En el sindicato interpretan que la desinversión deliberada responde a una lógica impuesta desde lo más alto del poder. De hecho, el presidente Javier Milei ha citado en reiteradas ocasiones a personajes como Robin Hood o El Zorro como referentes simbólicos en su cruzada contra la “voracidad fiscal”.
Sin embargo, especialistas apuntan que tanto Robin de Locksley como Diego de la Vega luchaban contra estructuras de poder local injustas, no contra la recaudación estatal centralizada.
“Milei, Caputo y Pazo deberían fortalecer la recaudación nacional, no sabotearla. El camino es otro: buenos sueldos, formación continua e infraestructura moderna”, advirtieron empleados de la sede de la DGI en el histórico edificio del Banco Hipotecario, frente a Plaza de Mayo.
Estévez (h) coincide con el diagnóstico y agrega:
“No entendemos la lógica de sueldos congelados y funciones exigentes para trabajadores que cumplen tareas críticas de fiscalización y control”.
La consigna del “no hay plata” impuesta por la gestión actual provocó un declive operativo que se refleja en todos los niveles de la ex AFIP. Según el dirigente Ricardo Prado, los sindicatos con personería gremial como AEFIP y SUPARA no han hecho “absolutamente nada” para mejorar las condiciones salariales.
Estévez (h) fue más allá:
“¿Por qué esos gremios no exigen paritarias, como sí lo hizo CTERA? ¿Qué están esperando? Los trabajadores no llegan a fin de mes y sus responsabilidades son enormes”.

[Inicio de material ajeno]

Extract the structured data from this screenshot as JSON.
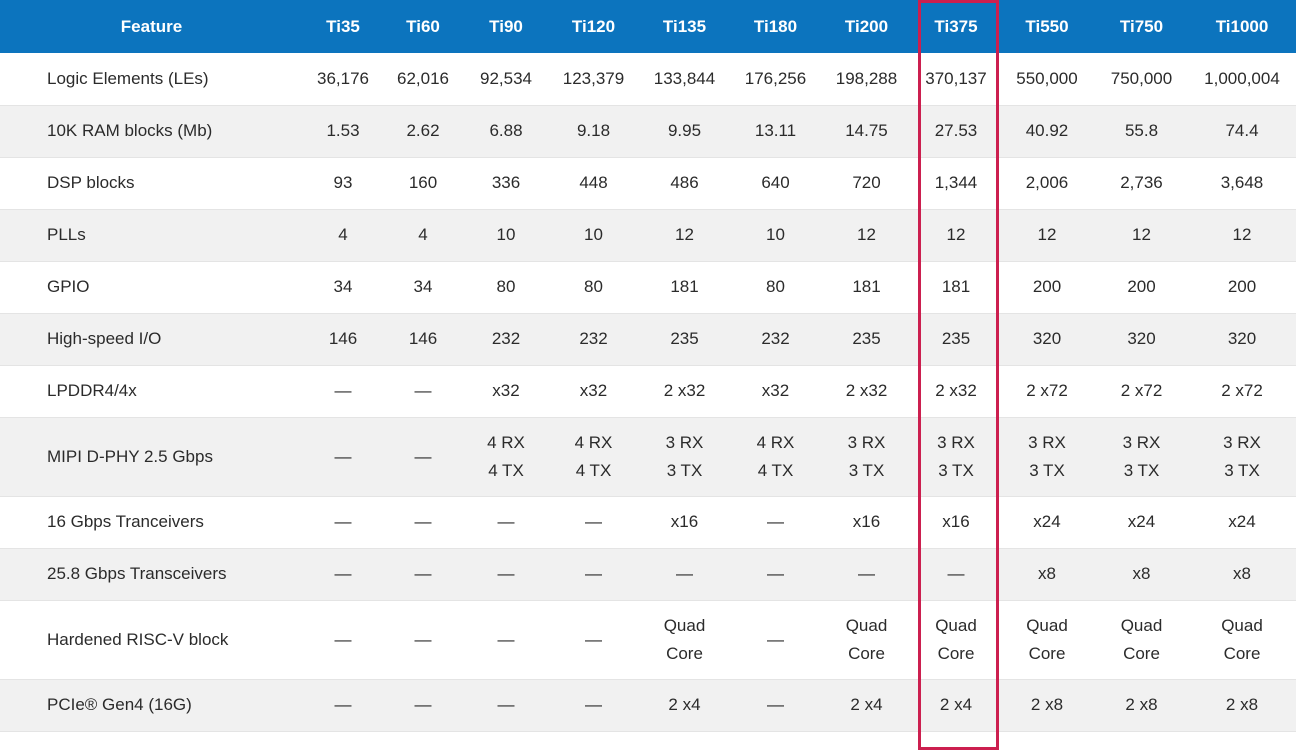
{
  "table": {
    "headers": [
      "Feature",
      "Ti35",
      "Ti60",
      "Ti90",
      "Ti120",
      "Ti135",
      "Ti180",
      "Ti200",
      "Ti375",
      "Ti550",
      "Ti750",
      "Ti1000"
    ],
    "rows": [
      {
        "feature": "Logic Elements (LEs)",
        "values": [
          "36,176",
          "62,016",
          "92,534",
          "123,379",
          "133,844",
          "176,256",
          "198,288",
          "370,137",
          "550,000",
          "750,000",
          "1,000,004"
        ]
      },
      {
        "feature": "10K RAM blocks (Mb)",
        "values": [
          "1.53",
          "2.62",
          "6.88",
          "9.18",
          "9.95",
          "13.11",
          "14.75",
          "27.53",
          "40.92",
          "55.8",
          "74.4"
        ]
      },
      {
        "feature": "DSP blocks",
        "values": [
          "93",
          "160",
          "336",
          "448",
          "486",
          "640",
          "720",
          "1,344",
          "2,006",
          "2,736",
          "3,648"
        ]
      },
      {
        "feature": "PLLs",
        "values": [
          "4",
          "4",
          "10",
          "10",
          "12",
          "10",
          "12",
          "12",
          "12",
          "12",
          "12"
        ]
      },
      {
        "feature": "GPIO",
        "values": [
          "34",
          "34",
          "80",
          "80",
          "181",
          "80",
          "181",
          "181",
          "200",
          "200",
          "200"
        ]
      },
      {
        "feature": "High-speed I/O",
        "values": [
          "146",
          "146",
          "232",
          "232",
          "235",
          "232",
          "235",
          "235",
          "320",
          "320",
          "320"
        ]
      },
      {
        "feature": "LPDDR4/4x",
        "values": [
          "—",
          "—",
          "x32",
          "x32",
          "2 x32",
          "x32",
          "2 x32",
          "2 x32",
          "2 x72",
          "2 x72",
          "2 x72"
        ]
      },
      {
        "feature": "MIPI D-PHY 2.5 Gbps",
        "values": [
          "—",
          "—",
          "4 RX\n4 TX",
          "4 RX\n4 TX",
          "3 RX\n3 TX",
          "4 RX\n4 TX",
          "3 RX\n3 TX",
          "3 RX\n3 TX",
          "3 RX\n3 TX",
          "3 RX\n3 TX",
          "3 RX\n3 TX"
        ]
      },
      {
        "feature": "16 Gbps Tranceivers",
        "values": [
          "—",
          "—",
          "—",
          "—",
          "x16",
          "—",
          "x16",
          "x16",
          "x24",
          "x24",
          "x24"
        ]
      },
      {
        "feature": "25.8 Gbps Transceivers",
        "values": [
          "—",
          "—",
          "—",
          "—",
          "—",
          "—",
          "—",
          "—",
          "x8",
          "x8",
          "x8"
        ]
      },
      {
        "feature": "Hardened RISC-V block",
        "values": [
          "—",
          "—",
          "—",
          "—",
          "Quad\nCore",
          "—",
          "Quad\nCore",
          "Quad\nCore",
          "Quad\nCore",
          "Quad\nCore",
          "Quad\nCore"
        ]
      },
      {
        "feature": "PCIe® Gen4 (16G)",
        "values": [
          "—",
          "—",
          "—",
          "—",
          "2 x4",
          "—",
          "2 x4",
          "2 x4",
          "2 x8",
          "2 x8",
          "2 x8"
        ]
      }
    ]
  },
  "highlighted_column": "Ti375",
  "colors": {
    "header_bg": "#0c74be",
    "header_text": "#ffffff",
    "row_alt_bg": "#f1f1f1",
    "highlight_border": "#cc1f4f"
  }
}
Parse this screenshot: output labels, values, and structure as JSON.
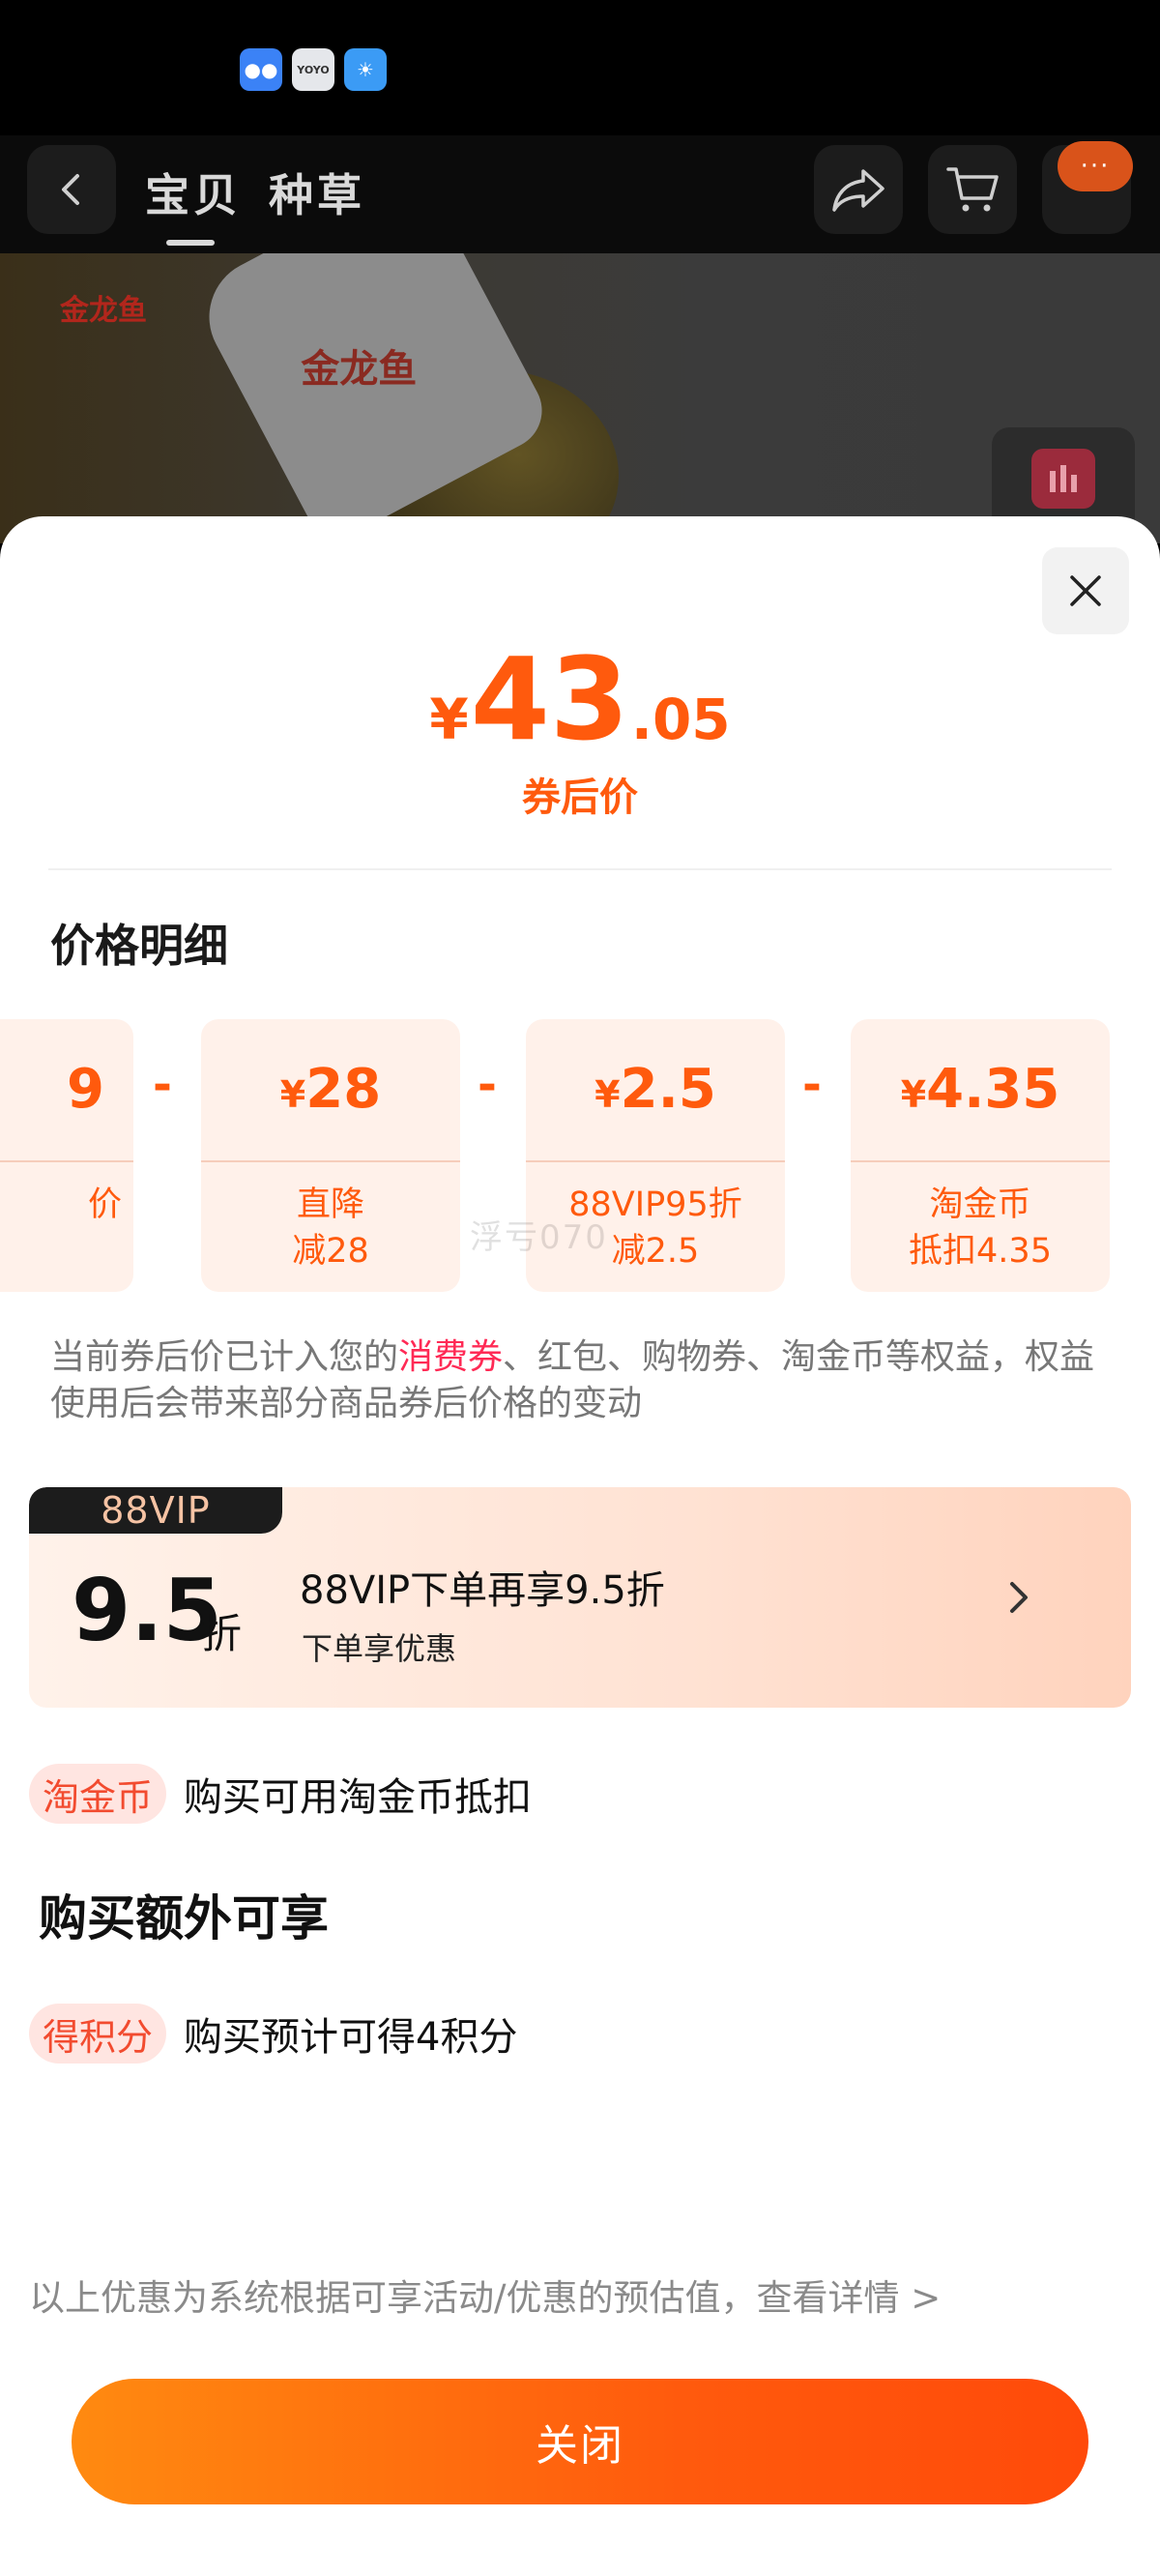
{
  "status_bar": {
    "icons": [
      "chat-bubble-icon",
      "yoyo-app-icon",
      "weather-icon"
    ],
    "yoyo_label": "YOYO"
  },
  "nav": {
    "tabs": [
      "宝贝",
      "种草"
    ],
    "more_badge": "···"
  },
  "product": {
    "brand": "金龙鱼",
    "cap_label": "金龙鱼"
  },
  "sheet": {
    "price": {
      "currency": "¥",
      "integer": "43",
      "decimal": ".05",
      "label": "券后价"
    },
    "detail_title": "价格明细",
    "cards": [
      {
        "amount": "9",
        "currency": "",
        "desc": [
          "价",
          ""
        ]
      },
      {
        "amount": "28",
        "currency": "¥",
        "desc": [
          "直降",
          "减28"
        ]
      },
      {
        "amount": "2.5",
        "currency": "¥",
        "desc": [
          "88VIP95折",
          "减2.5"
        ]
      },
      {
        "amount": "4.35",
        "currency": "¥",
        "desc": [
          "淘金币",
          "抵扣4.35"
        ]
      }
    ],
    "minus_sign": "-",
    "watermark": "浮亏070",
    "note": {
      "before": "当前券后价已计入您的",
      "highlight": "消费券",
      "after": "、红包、购物券、淘金币等权益，权益使用后会带来部分商品券后价格的变动"
    },
    "vip": {
      "tag": "88VIP",
      "discount": "9.5",
      "discount_unit": "折",
      "title": "88VIP下单再享9.5折",
      "subtitle": "下单享优惠"
    },
    "coin": {
      "pill": "淘金币",
      "text": "购买可用淘金币抵扣"
    },
    "extra_title": "购买额外可享",
    "points": {
      "pill": "得积分",
      "text": "购买预计可得4积分"
    },
    "footer_note": "以上优惠为系统根据可享活动/优惠的预估值，查看详情 >",
    "close_button": "关闭"
  },
  "colors": {
    "accent": "#ff5a0d",
    "accent_light": "#fff1ea",
    "highlight": "#ff2a55",
    "pill_bg": "#ffe5e1",
    "pill_text": "#f24b2f"
  }
}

En la misma línea, la dirigente María Laura Struba ofreció una alternativa insólita:
“Si no quieren gastar en abogados, nuestros afiliados los representan gratis. Nos hacemos cargo de los gastos judiciales, pero el trabajador impositivo no puede esperar más”.
El diagnóstico está sobre la mesa. Lo admiten los gremialistas, lo reconocen los funcionarios y lo padecen los trabajadores. La incógnita ahora es cuánto más puede resistir el sistema impositivo argentino antes de que la fuga de talento y la ineficiencia estructural dejen su recaudación completamente a la deriva.